More trouble ahead for Goldman Sachs over unnamed exec’s meeting with Najib


NEW details of a meeting between former prime minister Najib Razak and an unidentified “high-ranking” Goldman Sachs executive in 2013 could spell fresh trouble for the investment bank, which helped raise billions for 1MDB, reports Bloomberg today.

On Thursday, the United States Department of Justice indicted Tim Leissner, who once headed Goldman Sachs’ Southeast Asia operations, and Ng Chong Hwa, also known as Roger Ng, and another central figure in the 1Malaysia Development Bhd scandal – Low Taek Jho, better known as Jho Low.

Malaysian police arrested Ng on Friday, a day after the DoJ issued a warrant of arrest.

According to allegations in court filings, beginning about 2009 and continuing through 2014, Low, Ng, Leissner and other co-conspirators used Low’s relationships with Najib, his wife, Rosmah Mansor, and children to obtain and retain business for Goldman Sachs.

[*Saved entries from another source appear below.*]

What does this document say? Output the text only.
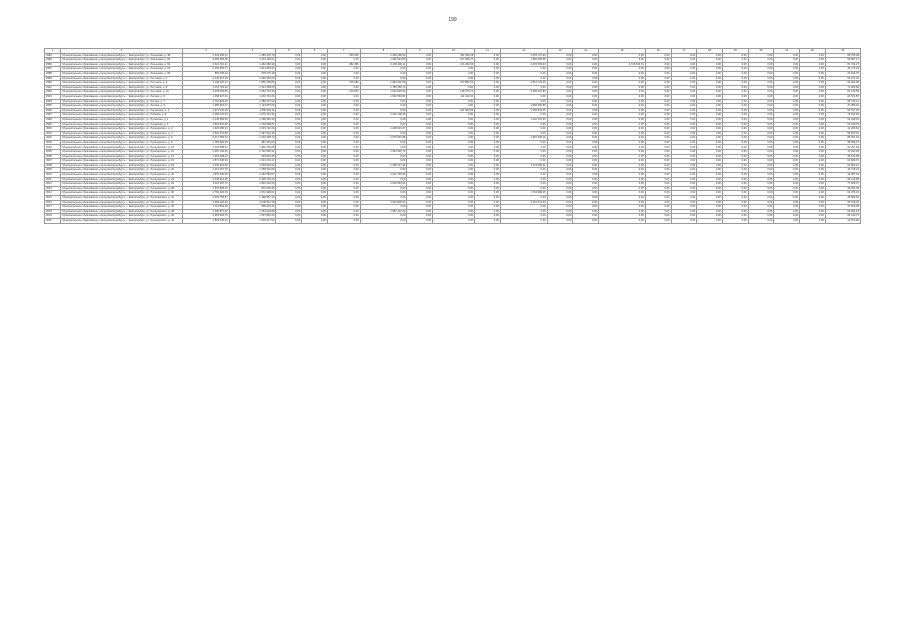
199
1	2	3	4	5	6	7	8	9	10	11	12	13	14	15	16	17	18	19	20	21	22	23
2984	Муниципальное образование «город Екатеринбург», г. Екатеринбург, ул. Латышева, д. 48	2 543 305,21	1 485 376,79	0,00	0,00	786 605	2 439 298,62	0,00	351 956,28	0,00	2 978 176,90	0,00	0,00	0,00	0,00	0,00	0,00	0,00	0,00	0,00	0,00	84 765,48
2985	Муниципальное образование «город Екатеринбург», г. Екатеринбург, ул. Латышева, д. 50	3 450 065,48	1 207 428,61	0,00	0,00	0,00	1 460 543,83	0,00	247 845,27	0,00	1 866 405,58	0,00	0,00	0,00	0,00	0,00	0,00	0,00	0,00	0,00	0,00	53 087,17
2986	Муниципальное образование «город Екатеринбург», г. Екатеринбург, ул. Латышева, д. 52	3 421 716,41	1 462 384,39	0,00	0,00	382 456	2 165 490,11	0,00	316 452,66	0,00	2 415 605,90	0,00	0,00	1 715 643,51	0,00	0,00	0,00	0,00	0,00	0,00	0,00	81 744,27
2987	Муниципальное образование «город Екатеринбург», г. Екатеринбург, ул. Латышева, д. 54	2 452 680,71	1 814 683,32	0,00	0,00	0,00	0,00	0,00	0,00	0,00	0,00	0,00	0,00	0,00	0,00	0,00	0,00	0,00	0,00	0,00	0,00	46 176,25
2988	Муниципальное образование «город Екатеринбург», г. Екатеринбург, ул. Латышева, д. 56	865 156,22	578 476,18	0,00	0,00	0,00	0,00	0,00	0,00	0,00	0,00	0,00	0,00	0,00	0,00	0,00	0,00	0,00	0,00	0,00	0,00	27 014,75
2989	Муниципальное образование «город Екатеринбург», г. Екатеринбург, ул. Летчиков, д. 4	2 144 512,46	1 094 452,09	0,00	0,00	0,00	0,00	0,00	0,00	0,00	0,00	0,00	0,00	0,00	0,00	0,00	0,00	0,00	0,00	0,00	0,00	59 271,40
2990	Муниципальное образование «город Екатеринбург», г. Екатеринбург, ул. Летчиков, д. 6	3 194 120,13	1 856 795,80	0,00	0,00	475 082	2 964 902,58	0,00	373 851,54	0,00	2 812 724,66	0,00	0,00	0,00	0,00	0,00	0,00	0,00	0,00	0,00	0,00	96 462,28
2991	Муниципальное образование «город Екатеринбург», г. Екатеринбург, ул. Летчиков, д. 8	3 151 704,92	1 314 259,65	0,00	0,00	0,00	1 786 356,73	0,00	0,00	0,00	0,00	0,00	0,00	0,00	0,00	0,00	0,00	0,00	0,00	0,00	0,00	71 465,84
2992	Муниципальное образование «город Екатеринбург», г. Екатеринбург, ул. Летчиков, д. 10	2 478 093,80	1 664 733,48	0,00	0,00	279 810	2 040 826,04	0,00	148 375,70	0,00	2 395 407,86	0,00	0,00	0,00	0,00	0,00	0,00	0,00	0,00	0,00	0,00	81 130,59
2993	Муниципальное образование «город Екатеринбург», г. Екатеринбург, ул. Лесная, д. 5	1 468 927,31	1 002 764,26	0,00	0,00	0,00	1 602 560,80	0,00	111 422,10	0,00	0,00	0,00	0,00	0,00	0,00	0,00	0,00	0,00	0,00	0,00	0,00	22 574,56
2994	Муниципальное образование «город Екатеринбург», г. Екатеринбург, ул. Лесная, д. 7	2 761 834,45	1 386 207,62	0,00	0,00	0,00	0,00	0,00	0,00	0,00	0,00	0,00	0,00	0,00	0,00	0,00	0,00	0,00	0,00	0,00	0,00	58 743,12
2995	Муниципальное образование «город Екатеринбург», г. Екатеринбург, ул. Лесная, д. 9	1 986 564,17	1 124 875,09	0,00	0,00	0,00	0,00	0,00	0,00	0,00	1 868 406,88	0,00	0,00	0,00	0,00	0,00	0,00	0,00	0,00	0,00	0,00	47 380,91
2996	Муниципальное образование «город Екатеринбург», г. Екатеринбург, ул. Лесоводов, д. 2	2 673 042,18	1 459 023,11	0,00	0,00	0,00	0,00	0,00	421 563,83	0,00	1 265 844,05	0,00	0,00	0,00	0,00	0,00	0,00	0,00	0,00	0,00	0,00	60 517,26
2997	Муниципальное образование «город Екатеринбург», г. Екатеринбург, ул. Лобкова, д. 9	3 058 721,09	1 675 144,32	0,00	0,00	0,00	2 316 708,15	0,00	0,00	0,00	0,00	0,00	0,00	0,00	0,00	0,00	0,00	0,00	0,00	0,00	0,00	73 812,90
2998	Муниципальное образование «город Екатеринбург», г. Екатеринбург, ул. Луганская, д. 1	2 145 683,56	1 298 366,19	0,00	0,00	0,00	0,00	0,00	0,00	0,00	1 432 716,40	0,00	0,00	0,00	0,00	0,00	0,00	0,00	0,00	0,00	0,00	52 046,33
2999	Муниципальное образование «город Екатеринбург», г. Екатеринбург, ул. Луганская, д. 3	2 815 367,20	1 702 598,87	0,00	0,00	0,00	0,00	0,00	0,00	0,00	0,00	0,00	0,00	0,00	0,00	0,00	0,00	0,00	0,00	0,00	0,00	62 318,75
3000	Муниципальное образование «город Екатеринбург», г. Екатеринбург, ул. Луначарского, д. 2	1 926 480,13	1 015 722,46	0,00	0,00	0,00	1 248 913,07	0,00	0,00	0,00	0,00	0,00	0,00	0,00	0,00	0,00	0,00	0,00	0,00	0,00	0,00	41 209,64
3001	Муниципальное образование «город Екатеринбург», г. Екатеринбург, ул. Луначарского, д. 4	2 534 719,80	1 487 061,35	0,00	0,00	0,00	0,00	0,00	0,00	0,00	0,00	0,00	0,00	0,00	0,00	0,00	0,00	0,00	0,00	0,00	0,00	56 873,19
3002	Муниципальное образование «город Екатеринбург», г. Екатеринбург, ул. Луначарского, д. 6	3 217 056,44	1 904 338,72	0,00	0,00	0,00	2 075 640,88	0,00	0,00	0,00	1 987 205,16	0,00	0,00	0,00	0,00	0,00	0,00	0,00	0,00	0,00	0,00	88 451,02
3003	Муниципальное образование «город Екатеринбург», г. Екатеринбург, ул. Луначарского, д. 8	1 783 692,05	987 451,60	0,00	0,00	0,00	0,00	0,00	0,00	0,00	0,00	0,00	0,00	0,00	0,00	0,00	0,00	0,00	0,00	0,00	0,00	38 906,47
3004	Муниципальное образование «город Екатеринбург», г. Екатеринбург, ул. Луначарского, д. 10	2 402 588,31	1 366 745,08	0,00	0,00	0,00	0,00	0,00	0,00	0,00	0,00	0,00	0,00	0,00	0,00	0,00	0,00	0,00	0,00	0,00	0,00	54 267,83
3005	Муниципальное образование «город Екатеринбург», г. Екатеринбург, ул. Луначарского, д. 12	2 987 140,66	1 722 905,31	0,00	0,00	0,00	1 934 526,72	0,00	0,00	0,00	0,00	0,00	0,00	0,00	0,00	0,00	0,00	0,00	0,00	0,00	0,00	70 331,25
3006	Муниципальное образование «город Екатеринбург», г. Екатеринбург, ул. Луначарского, д. 14	1 654 308,22	936 810,45	0,00	0,00	0,00	0,00	0,00	0,00	0,00	0,00	0,00	0,00	0,00	0,00	0,00	0,00	0,00	0,00	0,00	0,00	35 612,58
3007	Муниципальное образование «город Екатеринбург», г. Екатеринбург, ул. Луначарского, д. 16	2 871 645,94	1 613 274,17	0,00	0,00	0,00	0,00	0,00	0,00	0,00	0,00	0,00	0,00	0,00	0,00	0,00	0,00	0,00	0,00	0,00	0,00	64 829,70
3008	Муниципальное образование «город Екатеринбург», г. Екатеринбург, ул. Луначарского, д. 18	3 305 901,48	1 948 620,93	0,00	0,00	0,00	2 208 417,36	0,00	0,00	0,00	2 113 609,41	0,00	0,00	0,00	0,00	0,00	0,00	0,00	0,00	0,00	0,00	91 504,16
3009	Муниципальное образование «город Екатеринбург», г. Екатеринбург, ул. Луначарского, д. 20	2 219 467,75	1 258 301,84	0,00	0,00	0,00	0,00	0,00	0,00	0,00	0,00	0,00	0,00	0,00	0,00	0,00	0,00	0,00	0,00	0,00	0,00	49 718,24
3010	Муниципальное образование «город Екатеринбург», г. Екатеринбург, ул. Луначарского, д. 22	1 875 230,09	1 062 584,57	0,00	0,00	0,00	1 312 748,90	0,00	0,00	0,00	0,00	0,00	0,00	0,00	0,00	0,00	0,00	0,00	0,00	0,00	0,00	43 287,61
3011	Муниципальное образование «город Екатеринбург», г. Екатеринбург, ул. Луначарского, д. 24	2 648 913,38	1 505 736,20	0,00	0,00	0,00	0,00	0,00	0,00	0,00	0,00	0,00	0,00	0,00	0,00	0,00	0,00	0,00	0,00	0,00	0,00	59 140,88
3012	Муниципальное образование «город Екатеринбург», г. Екатеринбург, ул. Луначарского, д. 26	3 112 487,72	1 834 102,66	0,00	0,00	0,00	2 018 663,54	0,00	0,00	0,00	0,00	0,00	0,00	0,00	0,00	0,00	0,00	0,00	0,00	0,00	0,00	77 925,37
3013	Муниципальное образование «город Екатеринбург», г. Екатеринбург, ул. Луначарского, д. 28	1 547 865,16	873 920,35	0,00	0,00	0,00	0,00	0,00	0,00	0,00	0,00	0,00	0,00	0,00	0,00	0,00	0,00	0,00	0,00	0,00	0,00	33 451,09
3014	Муниципальное образование «город Екатеринбург», г. Екатеринбург, ул. Луначарского, д. 30	2 781 304,53	1 572 448,02	0,00	0,00	0,00	0,00	0,00	0,00	0,00	1 764 980,15	0,00	0,00	0,00	0,00	0,00	0,00	0,00	0,00	0,00	0,00	62 076,44
3015	Муниципальное образование «город Екатеринбург», г. Екатеринбург, ул. Луначарского, д. 32	2 063 758,87	1 168 957,19	0,00	0,00	0,00	0,00	0,00	0,00	0,00	0,00	0,00	0,00	0,00	0,00	0,00	0,00	0,00	0,00	0,00	0,00	46 583,52
3016	Муниципальное образование «город Екатеринбург», г. Екатеринбург, ул. Луначарского, д. 34	3 468 120,40	2 036 511,78	0,00	0,00	0,00	2 342 805,61	0,00	0,00	0,00	2 251 374,93	0,00	0,00	0,00	0,00	0,00	0,00	0,00	0,00	0,00	0,00	95 318,20
3017	Муниципальное образование «город Екатеринбург», г. Екатеринбург, ул. Луначарского, д. 36	1 712 594,35	968 203,41	0,00	0,00	0,00	0,00	0,00	0,00	0,00	0,00	0,00	0,00	0,00	0,00	0,00	0,00	0,00	0,00	0,00	0,00	37 816,95
3018	Муниципальное образование «город Екатеринбург», г. Екатеринбург, ул. Луначарского, д. 38	2 396 871,02	1 354 629,88	0,00	0,00	0,00	1 587 316,42	0,00	0,00	0,00	0,00	0,00	0,00	0,00	0,00	0,00	0,00	0,00	0,00	0,00	0,00	53 692,18
3019	Муниципальное образование «город Екатеринбург», г. Екатеринбург, ул. Луначарского, д. 40	2 954 306,79	1 697 840,23	0,00	0,00	0,00	0,00	0,00	0,00	0,00	0,00	0,00	0,00	0,00	0,00	0,00	0,00	0,00	0,00	0,00	0,00	66 410,73
3020	Муниципальное образование «город Екатеринбург», г. Екатеринбург, ул. Луначарского, д. 42	1 829 045,61	1 036 917,52	0,00	0,00	0,00	0,00	0,00	0,00	0,00	0,00	0,00	0,00	0,00	0,00	0,00	0,00	0,00	0,00	0,00	0,00	41 873,66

The bank worked on three bond transactions known internally at the financial institution as “Project Magnolia”, “Project Maximus” and “Project Catalyse”, which generated US$650 million (RM2.75 billion) in fees for the bank.

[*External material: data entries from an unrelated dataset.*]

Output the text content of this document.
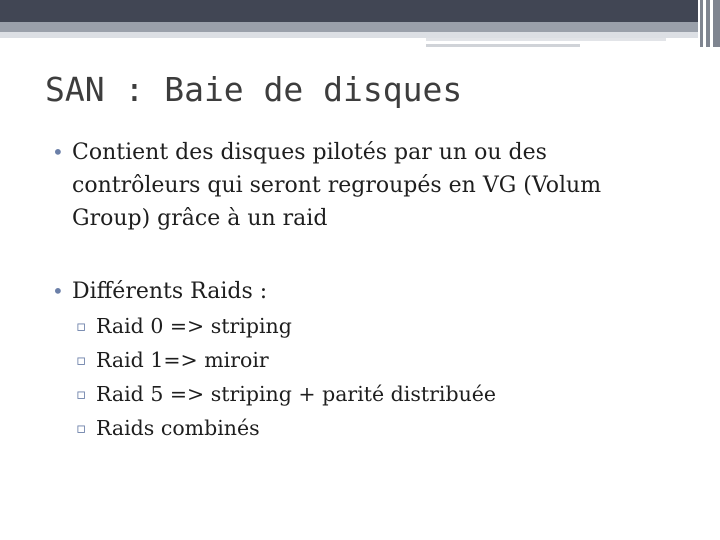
SAN : Baie de disques
• Contient des disques pilotés par un ou des contrôleurs qui seront regroupés en VG (Volum Group) grâce à un raid
• Différents Raids :
▫ Raid 0 => striping
▫ Raid 1=> miroir
▫ Raid 5 => striping + parité distribuée
▫ Raids combinés
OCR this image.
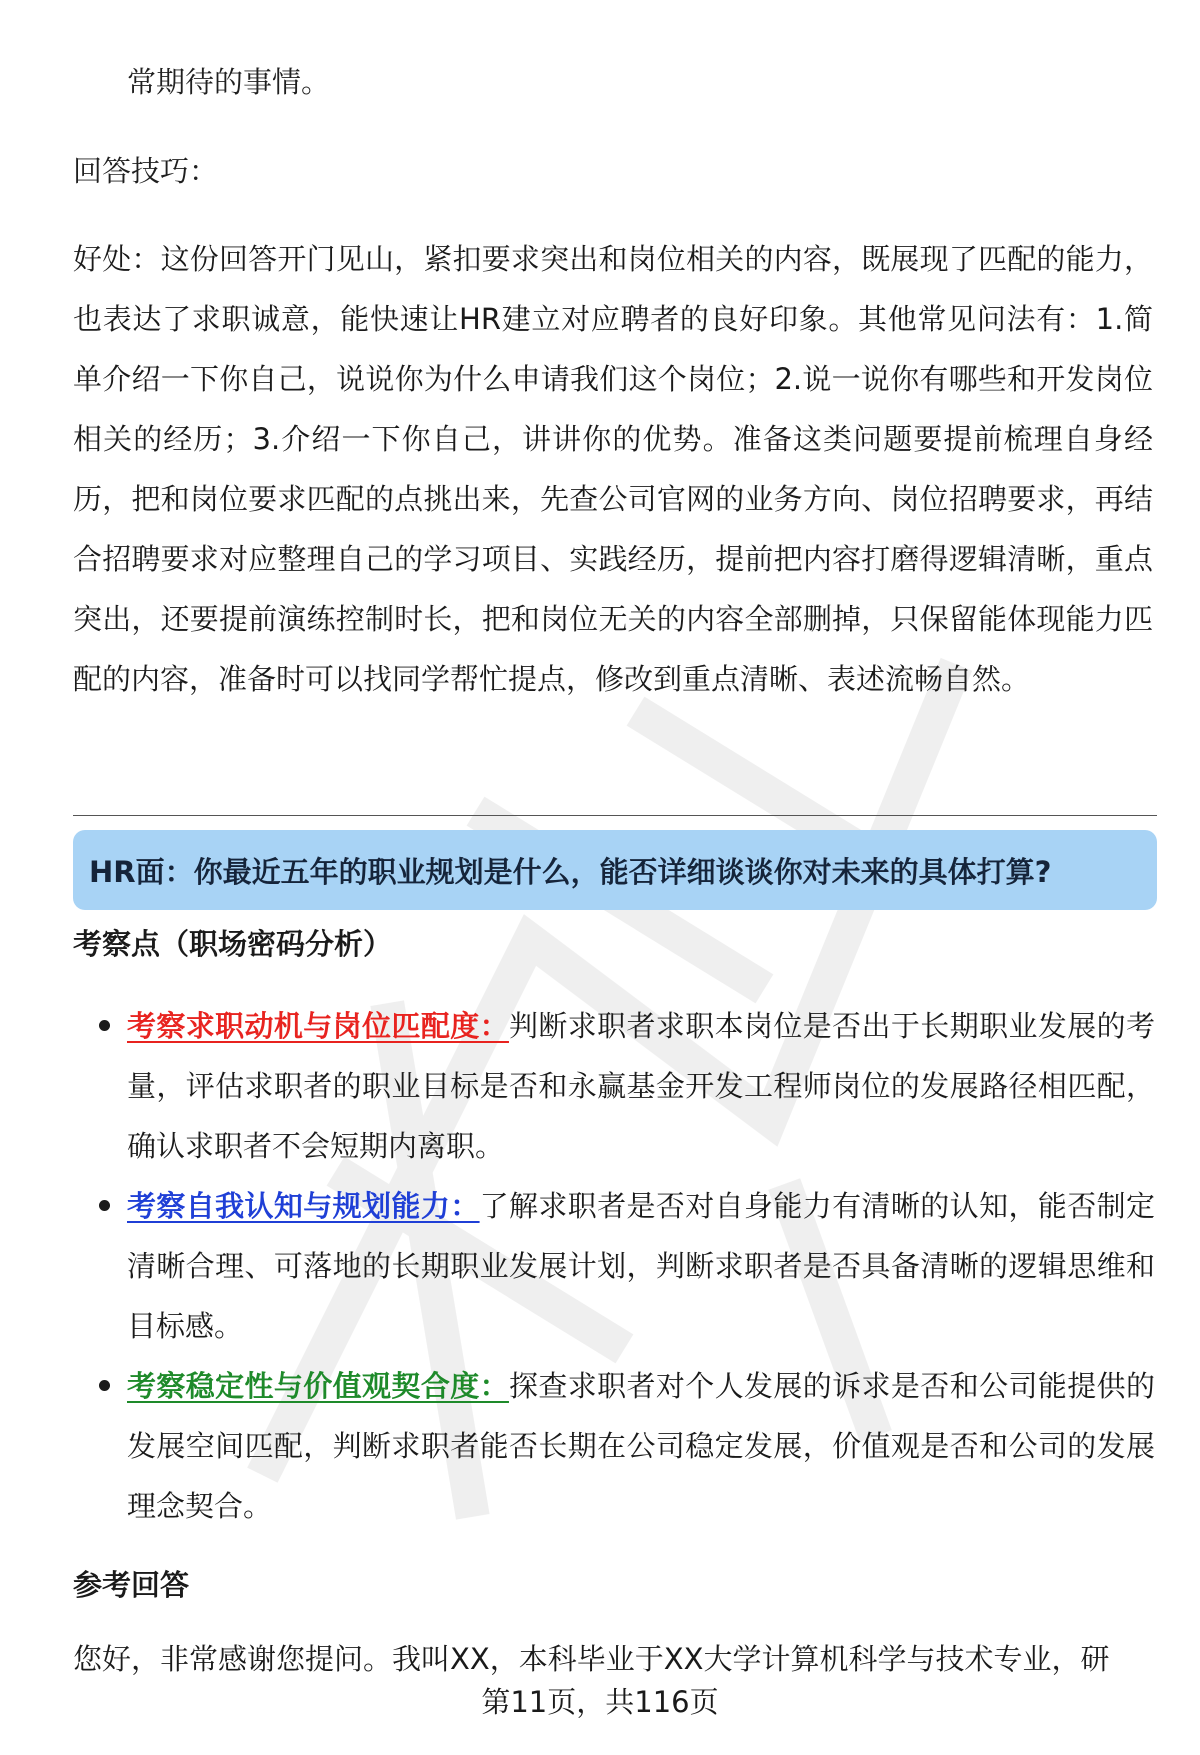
常期待的事情。
回答技巧：

好处：这份回答开门见山，紧扣要求突出和岗位相关的内容，既展现了匹配的能力，也表达了求职诚意，能快速让HR建立对应聘者的良好印象。其他常见问法有：1.简单介绍一下你自己，说说你为什么申请我们这个岗位；2.说一说你有哪些和开发岗位相关的经历；3.介绍一下你自己，讲讲你的优势。准备这类问题要提前梳理自身经历，把和岗位要求匹配的点挑出来，先查公司官网的业务方向、岗位招聘要求，再结合招聘要求对应整理自己的学习项目、实践经历，提前把内容打磨得逻辑清晰，重点突出，还要提前演练控制时长，把和岗位无关的内容全部删掉，只保留能体现能力匹配的内容，准备时可以找同学帮忙提点，修改到重点清晰、表述流畅自然。

HR面：你最近五年的职业规划是什么，能否详细谈谈你对未来的具体打算?
考察点（职场密码分析）
考察求职动机与岗位匹配度：判断求职者求职本岗位是否出于长期职业发展的考量，评估求职者的职业目标是否和永赢基金开发工程师岗位的发展路径相匹配，确认求职者不会短期内离职。
考察自我认知与规划能力：了解求职者是否对自身能力有清晰的认知，能否制定清晰合理、可落地的长期职业发展计划，判断求职者是否具备清晰的逻辑思维和目标感。
考察稳定性与价值观契合度：探查求职者对个人发展的诉求是否和公司能提供的发展空间匹配，判断求职者能否长期在公司稳定发展，价值观是否和公司的发展理念契合。
参考回答
您好，非常感谢您提问。我叫XX，本科毕业于XX大学计算机科学与技术专业，研
第11页，共116页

Najib was in New York in September 2013 for the United Nations General Assembly and met several people arranged by Low, said the DoJ, including a “high-ranking executive” from Goldman Sachs.

The Bloomberg report today cited a meeting at the Time Warner Centre between Najib, Low, Leissner and a senior Goldman Sachs official, who may or may not be aware of the bank’s long-running warnings about Low.

For years, compliance officials at the bank were issuing warnings about Low, said the business portal.

“On the other, Leissner, Ng and some others in Asia were playing fast and loose, hiding their involvement with Low even as they aggressively pursued Malaysian business with him,” it said.

The business culture at the bank, “particularly in Southeast Asia, was highly focused on consummating deals, at times prioritising this goal ahead of the proper operation of its compliance functions,” the DoJ said.

It is the pursuit of growth at the expense of compliance that has landed the investment bank in trouble, Bloomberg said, with the now unidentified banker’s role in what the DoJ terms a “massive global fraud”.

Goldman Sachs said it’s cooperating with the authorities. – November 3, 2018.